Of course, that’s easier said than done. If this page is the only impression the customer will have of you, what should it say? Usability must be intuitive and functional. Does the design speak ease of use? If you are competing on selection, are you helping to make connections by showing related products or items other consumers have purchased? (Such cross-selling and upselling product recommendations also provide Google with more content to crawl through.) What about guarantees or other ways to reduce risk for these strangers? Are there keyword-rich testimonials or discussion forums to help win over the standoffish searcher?

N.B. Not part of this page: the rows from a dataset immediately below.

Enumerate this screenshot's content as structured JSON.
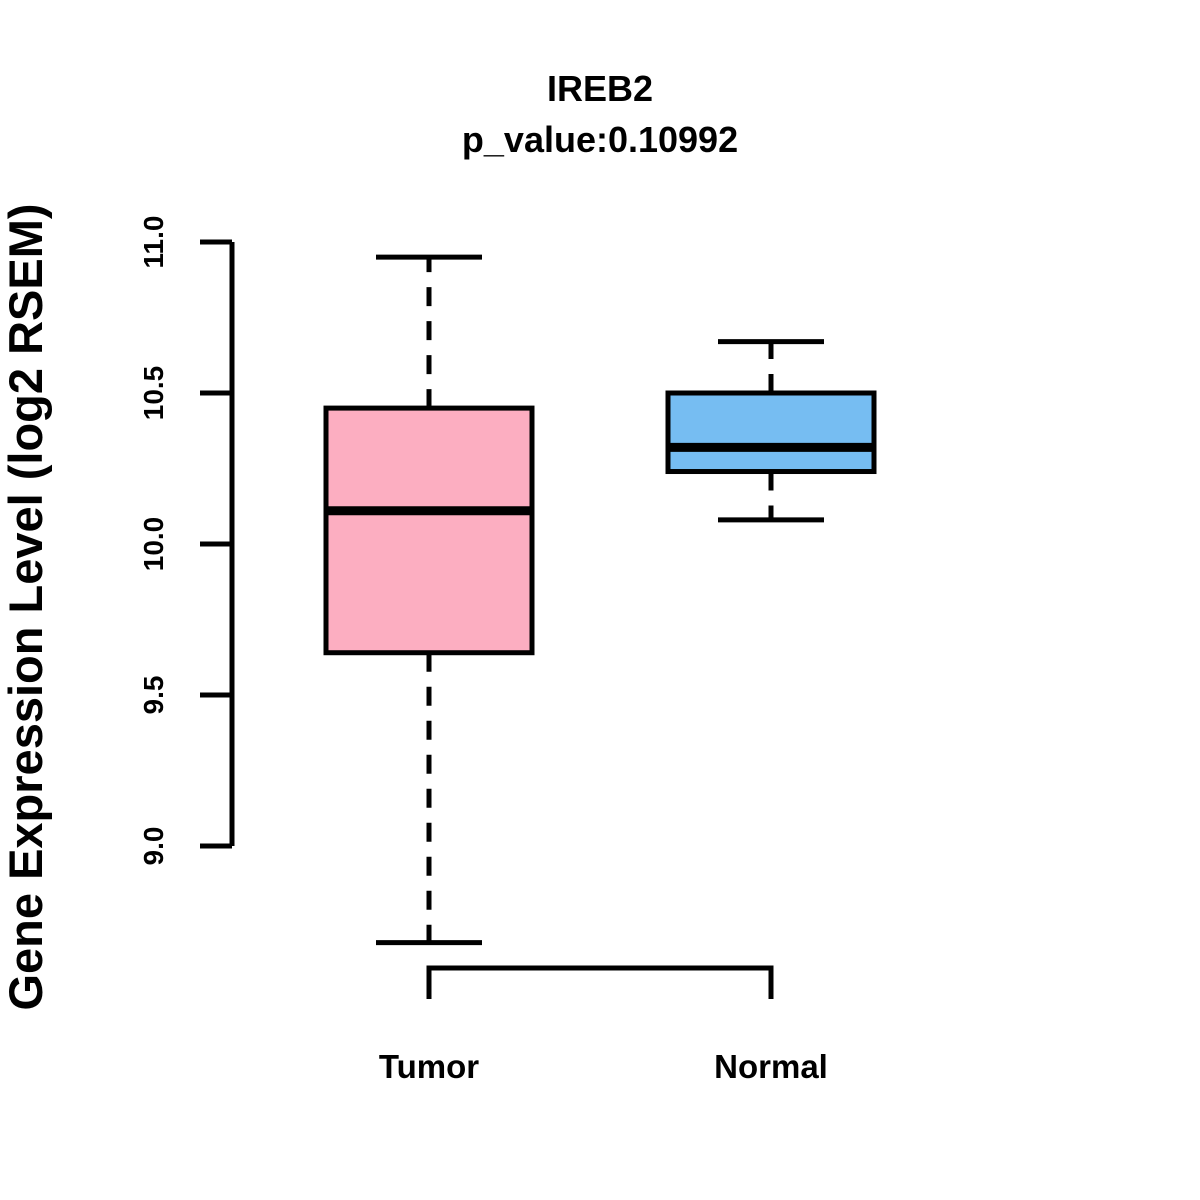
{
  "figure": {
    "title": "IREB2",
    "subtitle": "p_value:0.10992",
    "ylabel": "Gene Expression Level (log2 RSEM)"
  },
  "chart_data": {
    "type": "boxplot",
    "title": "IREB2",
    "subtitle": "p_value:0.10992",
    "gene": "IREB2",
    "p_value": 0.10992,
    "ylabel": "Gene Expression Level (log2 RSEM)",
    "xlabel": "",
    "categories": [
      "Tumor",
      "Normal"
    ],
    "yticks": [
      "9.0",
      "9.5",
      "10.0",
      "10.5",
      "11.0"
    ],
    "y_axis_range": [
      9.0,
      11.0
    ],
    "grid": false,
    "legend": null,
    "series": [
      {
        "name": "Tumor",
        "lower_whisker": 8.68,
        "q1": 9.64,
        "median": 10.11,
        "q3": 10.45,
        "upper_whisker": 10.95,
        "fill_color": "#FCAEC1"
      },
      {
        "name": "Normal",
        "lower_whisker": 10.08,
        "q1": 10.24,
        "median": 10.32,
        "q3": 10.5,
        "upper_whisker": 10.67,
        "fill_color": "#76BDF2"
      }
    ],
    "stroke_color": "#000000",
    "background_color": "#FFFFFF"
  }
}
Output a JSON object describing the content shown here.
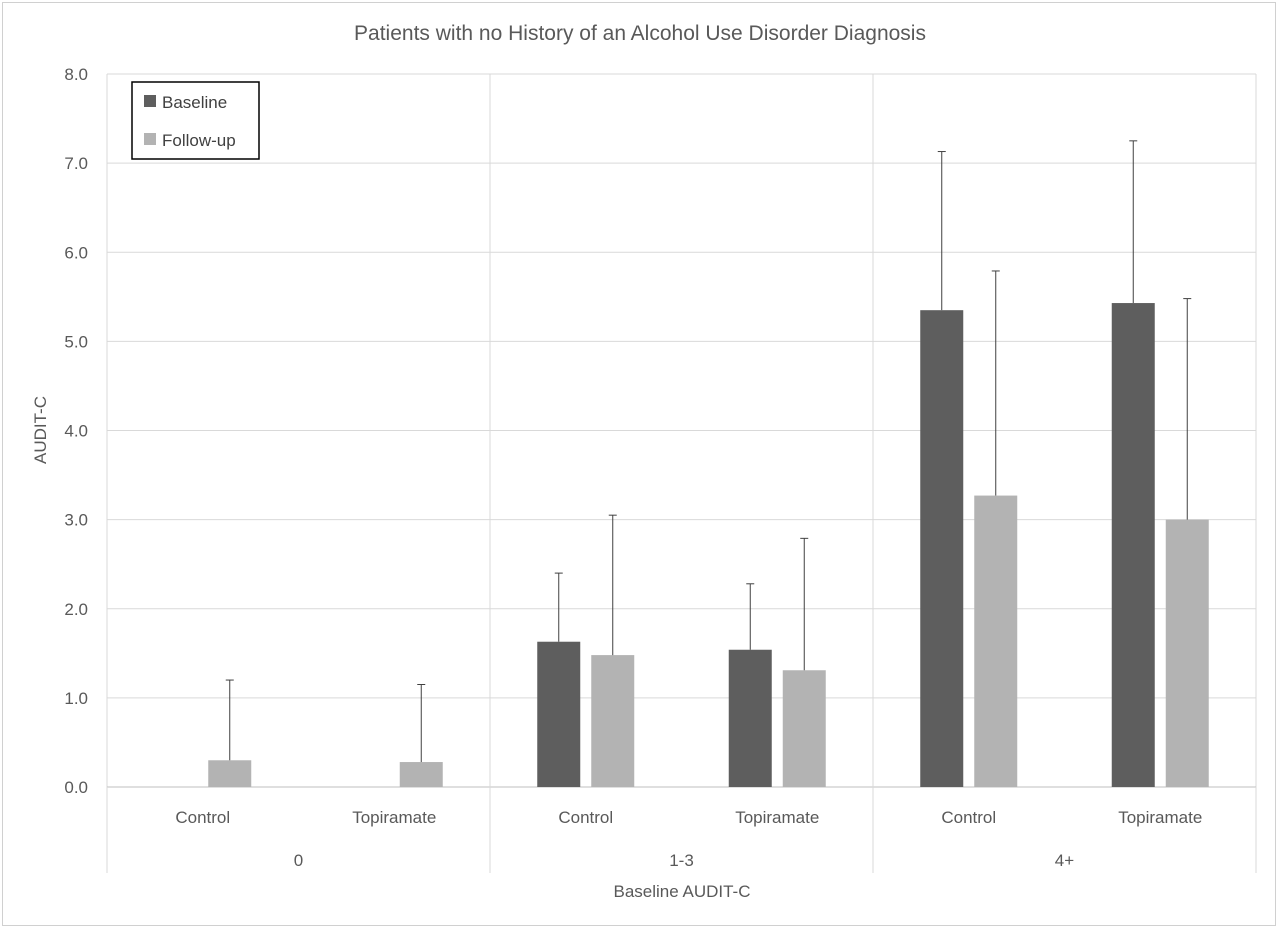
{
  "chart_data": {
    "type": "bar",
    "title": "Patients with no History of an Alcohol Use Disorder Diagnosis",
    "xlabel": "Baseline AUDIT-C",
    "ylabel": "AUDIT-C",
    "ylim": [
      0,
      8
    ],
    "y_ticks": [
      "0.0",
      "1.0",
      "2.0",
      "3.0",
      "4.0",
      "5.0",
      "6.0",
      "7.0",
      "8.0"
    ],
    "grid": true,
    "legend_position": "top-left",
    "groups": [
      {
        "label": "0",
        "categories": [
          "Control",
          "Topiramate"
        ]
      },
      {
        "label": "1-3",
        "categories": [
          "Control",
          "Topiramate"
        ]
      },
      {
        "label": "4+",
        "categories": [
          "Control",
          "Topiramate"
        ]
      }
    ],
    "series": [
      {
        "name": "Baseline",
        "color": "#5e5e5e",
        "values": [
          0.0,
          0.0,
          1.63,
          1.54,
          5.35,
          5.43
        ],
        "errors": [
          0.0,
          0.0,
          0.77,
          0.74,
          1.78,
          1.82
        ]
      },
      {
        "name": "Follow-up",
        "color": "#b3b3b3",
        "values": [
          0.3,
          0.28,
          1.48,
          1.31,
          3.27,
          3.0
        ],
        "errors": [
          0.9,
          0.87,
          1.57,
          1.48,
          2.52,
          2.48
        ]
      }
    ]
  }
}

Why not try closing the sale by serving up Google searchers a special price if they buy within the next 30 or 60 minutes?

For nonproduct pages, a different competitive threat exists: Google itself. Suppose the consumer is searching for power drills. If he finds a power drills subcategory page from Sears in the listings and clicks on it, that page must convince him that he can find the drill he needs easier at Sears.com than at Google. What draws people to Google is its superior organizational value. If your page doesn’t convince the searcher that you offer more organizational value, your trusted source of referrals quickly becomes your enemy.

As search becomes more embedded into consumer buying behavior, Google’s success provides both a framework and a reason for thinking about search engine friendliness as an integral part of Web design, rather than as an afterthought. You need to take a new, more holistic look at your e-commerce site to guarantee that search engines can pay dividends on your natural resources for a long time to come. The good news is that most retailers already have the natural resources needed to capitalize this opportunity.

See, you’ve been wearing the ruby slippers all along. You just didn’t know what they could do for you.